Scalable Analysis Methods and In Situ Infrastructure for Extreme Scale Knowledge Discovery

Enabling scientific discovery using in situ processing at extreme scales

This project addresses a set of research challenges for enabling scientific knowledge discovery within the context of in situ processing at extreme-scale concurrency. This work is motivated by a widening gap between FLOPs and I/O capacity that will make full-resolution, I/O-intensive post hoc analysis prohibitively expensive, if not impossible.

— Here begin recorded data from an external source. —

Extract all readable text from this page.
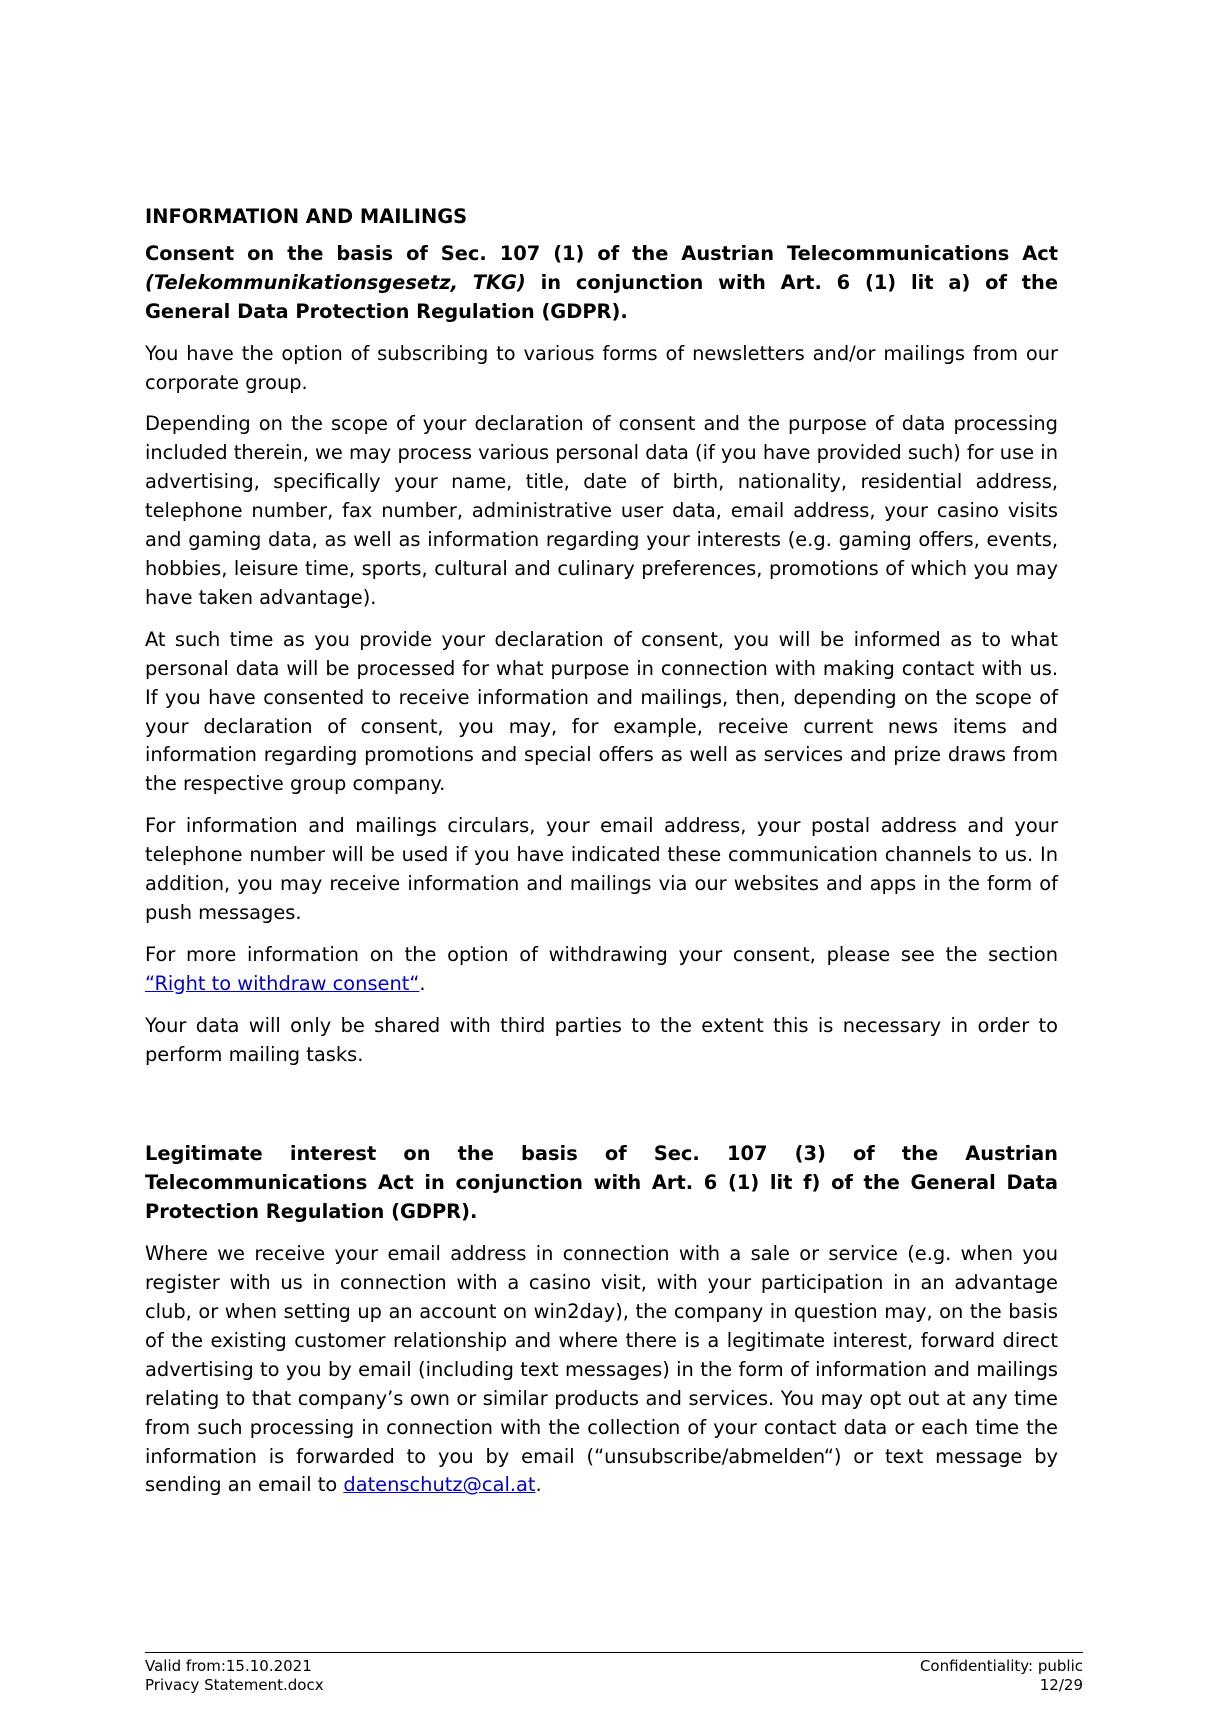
INFORMATION AND MAILINGS

Consent on the basis of Sec. 107 (1) of the Austrian Telecommunications Act (Telekommunikationsgesetz, TKG) in conjunction with Art. 6 (1) lit a) of the General Data Protection Regulation (GDPR).

You have the option of subscribing to various forms of newsletters and/or mailings from our corporate group.

Depending on the scope of your declaration of consent and the purpose of data processing included therein, we may process various personal data (if you have provided such) for use in advertising, specifically your name, title, date of birth, nationality, residential address, telephone number, fax number, administrative user data, email address, your casino visits and gaming data, as well as information regarding your interests (e.g. gaming offers, events, hobbies, leisure time, sports, cultural and culinary preferences, promotions of which you may have taken advantage).

At such time as you provide your declaration of consent, you will be informed as to what personal data will be processed for what purpose in connection with making contact with us. If you have consented to receive information and mailings, then, depending on the scope of your declaration of consent, you may, for example, receive current news items and information regarding promotions and special offers as well as services and prize draws from the respective group company.

For information and mailings circulars, your email address, your postal address and your telephone number will be used if you have indicated these communication channels to us. In addition, you may receive information and mailings via our websites and apps in the form of push messages.

For more information on the option of withdrawing your consent, please see the section “Right to withdraw consent“.

Your data will only be shared with third parties to the extent this is necessary in order to perform mailing tasks.

Legitimate interest on the basis of Sec. 107 (3) of the Austrian Telecommunications Act in conjunction with Art. 6 (1) lit f) of the General Data Protection Regulation (GDPR).

Where we receive your email address in connection with a sale or service (e.g. when you register with us in connection with a casino visit, with your participation in an advantage club, or when setting up an account on win2day), the company in question may, on the basis of the existing customer relationship and where there is a legitimate interest, forward direct advertising to you by email (including text messages) in the form of information and mailings relating to that company’s own or similar products and services. You may opt out at any time from such processing in connection with the collection of your contact data or each time the information is forwarded to you by email (“unsubscribe/abmelden“) or text message by sending an email to datenschutz@cal.at.

Valid from:15.10.2021	Confidentiality: public
Privacy Statement.docx	12/29
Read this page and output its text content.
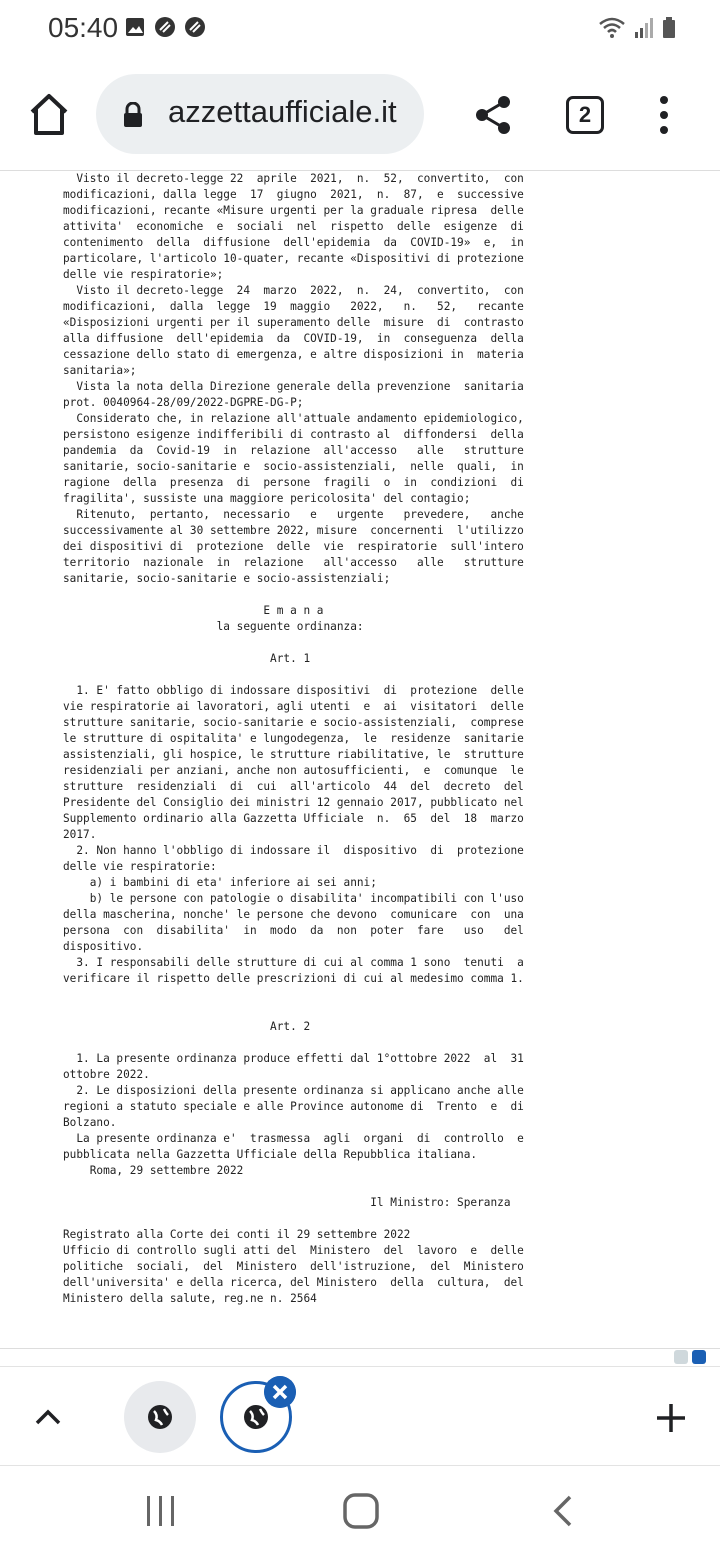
05:40
azzettaufficiale.it	2
Visto il decreto-legge 22  aprile  2021,  n.  52,  convertito,  con
modificazioni, dalla legge  17  giugno  2021,  n.  87,  e  successive
modificazioni, recante «Misure urgenti per la graduale ripresa  delle
attivita'  economiche  e  sociali  nel  rispetto  delle  esigenze  di
contenimento  della  diffusione  dell'epidemia  da  COVID-19»  e,  in
particolare, l'articolo 10-quater, recante «Dispositivi di protezione
delle vie respiratorie»;
Visto il decreto-legge  24  marzo  2022,  n.  24,  convertito,  con
modificazioni,  dalla  legge  19  maggio   2022,   n.   52,   recante
«Disposizioni urgenti per il superamento delle  misure  di  contrasto
alla diffusione  dell'epidemia  da  COVID-19,  in  conseguenza  della
cessazione dello stato di emergenza, e altre disposizioni in  materia
sanitaria»;
Vista la nota della Direzione generale della prevenzione  sanitaria
prot. 0040964-28/09/2022-DGPRE-DG-P;
Considerato che, in relazione all'attuale andamento epidemiologico,
persistono esigenze indifferibili di contrasto al  diffondersi  della
pandemia  da  Covid-19  in  relazione  all'accesso   alle   strutture
sanitarie, socio-sanitarie e  socio-assistenziali,  nelle  quali,  in
ragione  della  presenza  di  persone  fragili  o  in  condizioni  di
fragilita', sussiste una maggiore pericolosita' del contagio;
Ritenuto,  pertanto,  necessario   e   urgente   prevedere,   anche
successivamente al 30 settembre 2022, misure  concernenti  l'utilizzo
dei dispositivi di  protezione  delle  vie  respiratorie  sull'intero
territorio  nazionale  in  relazione   all'accesso   alle   strutture
sanitarie, socio-sanitarie e socio-assistenziali;

E m a n a
la seguente ordinanza:

Art. 1

1. E' fatto obbligo di indossare dispositivi  di  protezione  delle
vie respiratorie ai lavoratori, agli utenti  e  ai  visitatori  delle
strutture sanitarie, socio-sanitarie e socio-assistenziali,  comprese
le strutture di ospitalita' e lungodegenza,  le  residenze  sanitarie
assistenziali, gli hospice, le strutture riabilitative, le  strutture
residenziali per anziani, anche non autosufficienti,  e  comunque  le
strutture  residenziali  di  cui  all'articolo  44  del  decreto  del
Presidente del Consiglio dei ministri 12 gennaio 2017, pubblicato nel
Supplemento ordinario alla Gazzetta Ufficiale  n.  65  del  18  marzo
2017.
2. Non hanno l'obbligo di indossare il  dispositivo  di  protezione
delle vie respiratorie:
a) i bambini di eta' inferiore ai sei anni;
b) le persone con patologie o disabilita' incompatibili con l'uso
della mascherina, nonche' le persone che devono  comunicare  con  una
persona  con  disabilita'  in  modo  da  non  poter  fare   uso   del
dispositivo.
3. I responsabili delle strutture di cui al comma 1 sono  tenuti  a
verificare il rispetto delle prescrizioni di cui al medesimo comma 1.

Art. 2

1. La presente ordinanza produce effetti dal 1°ottobre 2022  al  31
ottobre 2022.
2. Le disposizioni della presente ordinanza si applicano anche alle
regioni a statuto speciale e alle Province autonome di  Trento  e  di
Bolzano.
La presente ordinanza e'  trasmessa  agli  organi  di  controllo  e
pubblicata nella Gazzetta Ufficiale della Repubblica italiana.
Roma, 29 settembre 2022

Il Ministro: Speranza

Registrato alla Corte dei conti il 29 settembre 2022
Ufficio di controllo sugli atti del  Ministero  del  lavoro  e  delle
politiche  sociali,  del  Ministero  dell'istruzione,  del  Ministero
dell'universita' e della ricerca, del Ministero  della  cultura,  del
Ministero della salute, reg.ne n. 2564
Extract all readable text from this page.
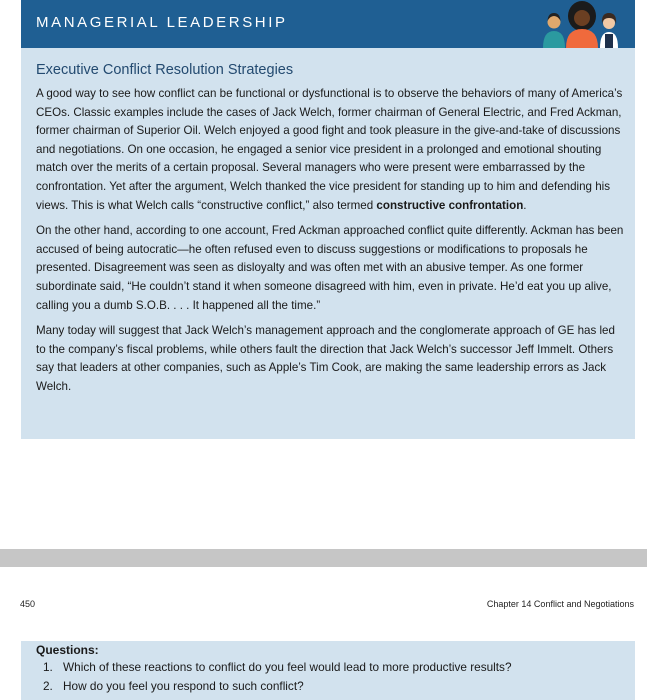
MANAGERIAL LEADERSHIP
Executive Conflict Resolution Strategies

A good way to see how conflict can be functional or dysfunctional is to observe the behaviors of many of America’s CEOs. Classic examples include the cases of Jack Welch, former chairman of General Electric, and Fred Ackman, former chairman of Superior Oil. Welch enjoyed a good fight and took pleasure in the give-and-take of discussions and negotiations. On one occasion, he engaged a senior vice president in a prolonged and emotional shouting match over the merits of a certain proposal. Several managers who were present were embarrassed by the confrontation. Yet after the argument, Welch thanked the vice president for standing up to him and defending his views. This is what Welch calls “constructive conflict,” also termed constructive confrontation.

On the other hand, according to one account, Fred Ackman approached conflict quite differently. Ackman has been accused of being autocratic—he often refused even to discuss suggestions or modifications to proposals he presented. Disagreement was seen as disloyalty and was often met with an abusive temper. As one former subordinate said, “He couldn’t stand it when someone disagreed with him, even in private. He’d eat you up alive, calling you a dumb S.O.B. . . . It happened all the time.”

Many today will suggest that Jack Welch’s management approach and the conglomerate approach of GE has led to the company’s fiscal problems, while others fault the direction that Jack Welch’s successor Jeff Immelt. Others say that leaders at other companies, such as Apple’s Tim Cook, are making the same leadership errors as Jack Welch.

450	Chapter 14 Conflict and Negotiations
Questions:
1. Which of these reactions to conflict do you feel would lead to more productive results?
2. How do you feel you respond to such conflict?
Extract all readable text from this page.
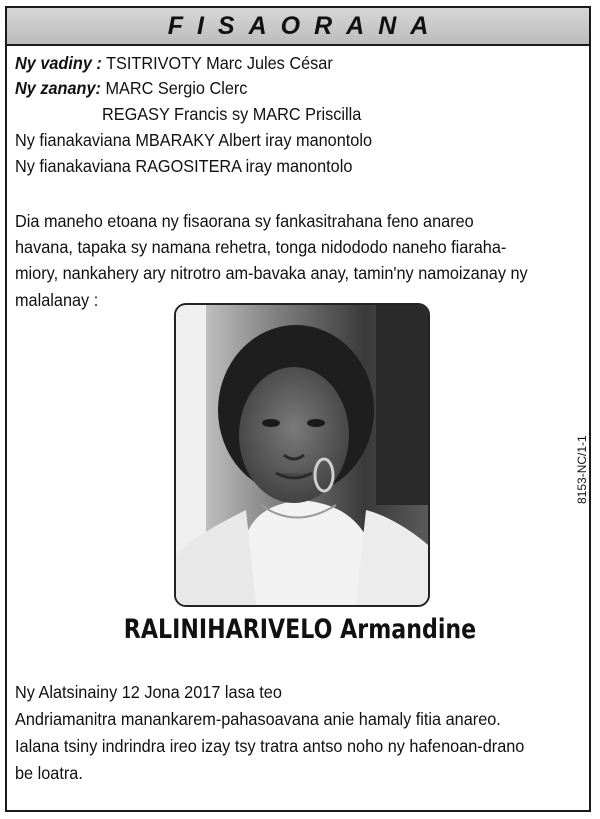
FISAORANA
Ny vadiny : TSITRIVOTY Marc Jules César
Ny zanany: MARC Sergio Clerc
REGASY Francis sy MARC Priscilla
Ny fianakaviana MBARAKY Albert iray manontolo
Ny fianakaviana RAGOSITERA iray manontolo
Dia maneho etoana ny fisaorana sy fankasitrahana feno anareo
havana, tapaka sy namana rehetra, tonga nidododo naneho fiaraha-
miory, nankahery ary nitrotro am-bavaka anay, tamin'ny namoizanay ny
malalanay :
RALINIHARIVELO Armandine
8153-NC/1-1
Ny Alatsinainy 12 Jona 2017 lasa teo
Andriamanitra manankarem-pahasoavana anie hamaly fitia anareo.
Ialana tsiny indrindra ireo izay tsy tratra antso noho ny hafenoan-drano
be loatra.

The project focuses on new algorithms for analysis, and visualization – topological, geometric, statistical analysis, flow field analysis, pattern detection and matching – suitable for use in an in situ context aimed specifically at enabling scientific knowledge discovery in several exemplar application areas of importance to DOE. Complementary to the in situ algorithmic work is a focus on several leading in situ infrastructures, with the aim of tackling research questions germane to enabling new algorithms to run at scale across a diversity of existing in situ implementations.

The intent is to move the field of in situ processing in a direction where it may ultimately be possible to write an algorithm once, and then have it execute in one of several different in situ software implementations. The combination of algorithmic and infrastructure work is grounded in direct interactions with specific application code teams, all of which are engaged in their own R&D aimed at evolving to the exascale.